Um dos sinais mais fortes da arrogância e da irresponsabilidade dos socialistas – em doses iguais – é a indiferença pelas consequências das suas decisões. Acharam que a consagração de António Costa como PM, apesar de ter perdido as eleições de 2015, não iria ter qualquer impacto político. Para eles o poder é tão natural, que não entenderam a natureza extraordinária da violação de uma regra de mais de quatro décadas de democracia. Pelo contrário, o discurso oficial foi imediatamente que a geringonça não era mais do que uma prática habitual da nossa democracia. Tão ‘habitual’ que em 2019 se voltou à ‘anormalidade’ de governos minoritários do partido que ganha as eleições. Mas para muitos eleitores de direita, a geringonça foi uma espécie de golpe de estado democrático.

Quando apareceu o Chega, o resultado partidário da irritação de parte da direita, as esquerdas acharam que resolviam facilmente o problema, tratando-o como “fascista.” As esquerdas falam tanto da direita mas não a conhecem bem. A maioria do eleitorado de direita é incapaz de levar a sério as esquerdas quando elas usam a palavra fascista, sobretudo de forem os comunistas e os bloquistas. Para as direitas, um partido que apoiou Stalin não é levado a sério quando chama fascista a alguém. Do mesmo modo, quem – como o Bloco –  apoiou o regime de Chavez não pode ser levado a sério quando chama radical a um partido.

O pacto legislativo com as extremas esquerdas, em 2015, foi a autorização socialista para muitos eleitores de direita saírem do armário. E as esquerdas não tenham dúvidas: se um dia o Chega for necessário para uma maioria de direita, André Ventura será ministro. Será a conclusão do ciclo político iniciado pela geringonça. Para grande infelicidade do Bloco, que sonha com ministérios, o PSD é menos egoísta no exercício do poder do que o PS.

Marcelo Rebelo de Sousa percebeu desde o dia que chegou a Belém que a geringonça teria um impacto político na direita. Ao contrário das esquerdas, o PR conhece bem as direitas. Mas, num ponto, a sua estratégia falhou. Recordam-se do “populismo bom” de Marcelo? E lembram-se do argumento de que essa estratégia impediria o aparecimento de um partido de direita populista? Bom, não impediu. Apareceu o Chega, André Ventura foi eleito deputado e será candidato presidencial. Mas, para a estratégia bloco central de Marcelo, a candidatura de Ventura não é má.

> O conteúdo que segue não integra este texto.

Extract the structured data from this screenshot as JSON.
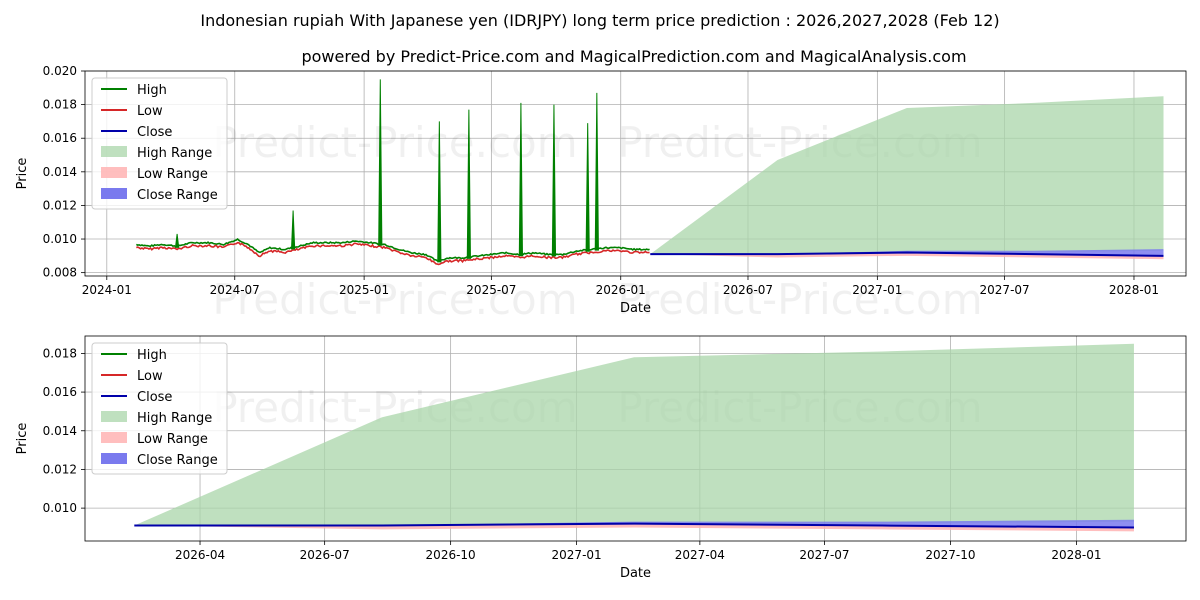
{
  "title": "Indonesian rupiah With Japanese yen (IDRJPY) long term price prediction : 2026,2027,2028 (Feb 12)",
  "subtitle": "powered by Predict-Price.com and MagicalPrediction.com and MagicalAnalysis.com",
  "watermark": "Predict-Price.com",
  "colors": {
    "high": "#008000",
    "low": "#d62728",
    "close": "#0000aa",
    "high_range": "#a9d5a9",
    "low_range": "#ffb3b3",
    "close_range": "#7a7aee"
  },
  "legend": [
    "High",
    "Low",
    "Close",
    "High Range",
    "Low Range",
    "Close Range"
  ],
  "chart_data": [
    {
      "type": "line",
      "xlabel": "Date",
      "ylabel": "Price",
      "xlim": [
        "2023-12-01",
        "2028-03-15"
      ],
      "ylim": [
        0.0078,
        0.02
      ],
      "xticks": [
        "2024-01",
        "2024-07",
        "2025-01",
        "2025-07",
        "2026-01",
        "2026-07",
        "2027-01",
        "2027-07",
        "2028-01"
      ],
      "xtick_dates": [
        "2024-01-01",
        "2024-07-01",
        "2025-01-01",
        "2025-07-01",
        "2026-01-01",
        "2026-07-01",
        "2027-01-01",
        "2027-07-01",
        "2028-01-01"
      ],
      "yticks": [
        0.008,
        0.01,
        0.012,
        0.014,
        0.016,
        0.018,
        0.02
      ],
      "ytick_labels": [
        "0.008",
        "0.010",
        "0.012",
        "0.014",
        "0.016",
        "0.018",
        "0.020"
      ],
      "legend_position": "upper-left",
      "history": {
        "dates": [
          "2024-02-12",
          "2024-03-01",
          "2024-03-20",
          "2024-04-10",
          "2024-05-01",
          "2024-05-25",
          "2024-06-15",
          "2024-07-05",
          "2024-07-20",
          "2024-08-05",
          "2024-08-20",
          "2024-09-10",
          "2024-10-01",
          "2024-10-20",
          "2024-11-10",
          "2024-12-01",
          "2024-12-20",
          "2025-01-10",
          "2025-01-30",
          "2025-02-20",
          "2025-03-10",
          "2025-03-30",
          "2025-04-15",
          "2025-05-01",
          "2025-05-20",
          "2025-06-10",
          "2025-07-01",
          "2025-07-20",
          "2025-08-10",
          "2025-08-30",
          "2025-09-20",
          "2025-10-10",
          "2025-10-30",
          "2025-11-20",
          "2025-12-10",
          "2025-12-30",
          "2026-01-20",
          "2026-02-12"
        ],
        "close": [
          0.0096,
          0.0095,
          0.0096,
          0.0095,
          0.0097,
          0.0097,
          0.0096,
          0.0099,
          0.0096,
          0.0091,
          0.0094,
          0.0093,
          0.0095,
          0.0097,
          0.0097,
          0.0097,
          0.0098,
          0.0097,
          0.0096,
          0.0093,
          0.0091,
          0.009,
          0.0086,
          0.0088,
          0.0088,
          0.0089,
          0.009,
          0.0091,
          0.009,
          0.0091,
          0.009,
          0.009,
          0.0092,
          0.0093,
          0.0094,
          0.0094,
          0.0093,
          0.0093
        ],
        "high_spikes": [
          {
            "date": "2024-04-10",
            "value": 0.0103
          },
          {
            "date": "2024-09-22",
            "value": 0.0117
          },
          {
            "date": "2025-01-24",
            "value": 0.0195
          },
          {
            "date": "2025-04-18",
            "value": 0.017
          },
          {
            "date": "2025-05-30",
            "value": 0.0177
          },
          {
            "date": "2025-08-12",
            "value": 0.0181
          },
          {
            "date": "2025-09-28",
            "value": 0.018
          },
          {
            "date": "2025-11-15",
            "value": 0.0169
          },
          {
            "date": "2025-11-28",
            "value": 0.0187
          }
        ]
      },
      "prediction": {
        "dates": [
          "2026-02-12",
          "2026-08-12",
          "2027-02-12",
          "2027-08-12",
          "2028-02-12"
        ],
        "close": [
          0.0091,
          0.0091,
          0.0092,
          0.0091,
          0.009
        ],
        "high_range": {
          "upper": [
            0.0091,
            0.0147,
            0.0178,
            0.0181,
            0.0185
          ],
          "lower": [
            0.0091,
            0.0091,
            0.0092,
            0.0092,
            0.0093
          ]
        },
        "low_range": {
          "upper": [
            0.0091,
            0.0091,
            0.0092,
            0.0091,
            0.009
          ],
          "lower": [
            0.0091,
            0.0089,
            0.009,
            0.0089,
            0.0088
          ]
        },
        "close_range": {
          "upper": [
            0.0091,
            0.0091,
            0.0093,
            0.0093,
            0.0094
          ],
          "lower": [
            0.0091,
            0.0091,
            0.0092,
            0.0091,
            0.009
          ]
        }
      }
    },
    {
      "type": "line",
      "xlabel": "Date",
      "ylabel": "Price",
      "xlim": [
        "2026-01-07",
        "2028-03-21"
      ],
      "ylim": [
        0.0083,
        0.0189
      ],
      "xticks": [
        "2026-04",
        "2026-07",
        "2026-10",
        "2027-01",
        "2027-04",
        "2027-07",
        "2027-10",
        "2028-01"
      ],
      "xtick_dates": [
        "2026-04-01",
        "2026-07-01",
        "2026-10-01",
        "2027-01-01",
        "2027-04-01",
        "2027-07-01",
        "2027-10-01",
        "2028-01-01"
      ],
      "yticks": [
        0.01,
        0.012,
        0.014,
        0.016,
        0.018
      ],
      "ytick_labels": [
        "0.010",
        "0.012",
        "0.014",
        "0.016",
        "0.018"
      ],
      "legend_position": "upper-left",
      "prediction": {
        "dates": [
          "2026-02-12",
          "2026-08-12",
          "2027-02-12",
          "2027-08-12",
          "2028-02-12"
        ],
        "close": [
          0.0091,
          0.0091,
          0.0092,
          0.0091,
          0.009
        ],
        "high_range": {
          "upper": [
            0.0091,
            0.0147,
            0.0178,
            0.0181,
            0.0185
          ],
          "lower": [
            0.0091,
            0.0091,
            0.0092,
            0.0092,
            0.0093
          ]
        },
        "low_range": {
          "upper": [
            0.0091,
            0.0091,
            0.0092,
            0.0091,
            0.009
          ],
          "lower": [
            0.0091,
            0.0089,
            0.009,
            0.0089,
            0.0088
          ]
        },
        "close_range": {
          "upper": [
            0.0091,
            0.0091,
            0.0093,
            0.0093,
            0.0094
          ],
          "lower": [
            0.0091,
            0.0091,
            0.0092,
            0.0091,
            0.009
          ]
        }
      }
    }
  ]
}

A candidatura de Ventura é má para o PCP e para o Bloco. Os comunistas e os bloquistas vivem com um pesadelo: Ventura ficar à frente dos seus candidatos presidenciais. Eles sabem que deixaram de ser partidos anti-sistema, graças à geringonça. Alguém hoje em Portugal acha que Francisco Louçã, Jerónimo de Sousa, Mariana Mortágua ou os dirigentes dos sindicatos são contra o sistema? Na direita ninguém acha. Por isso há eleitores do PCP, que continuam a não gostar do sistema, e que passam directamente para o Chega. Em Janeiro do próximo ano, haverá muitos insatisfeitos em Portugal. Se quiserem votar num partido contra o sistema vão votar no PCP, no Bloco ou no Chega? O Chega pode ser o partido dos pobres e conservadores culturais. Ainda há alguns em Portugal. Se votarem no Chega, é porque os outros partidos os abandonaram.

As últimas sondagens indicam que entre 70% e 75% dos eleitores podem votar em Marcelo Rebelo de Sousa e em André Ventura. Portugal pode ser um país de esquerda, como muitos gostam de dizer, mas parece que muitos desses eleitores não se importam de votar em candidatos de direita. Marcelo não assusta os socialistas e outros eleitores das esquerdas insatisfeitas vão juntar-se às direitas também insatisfeitas. Esta coligação improvável é um dos resultados da geringonça. E é por isso que existe o Chega.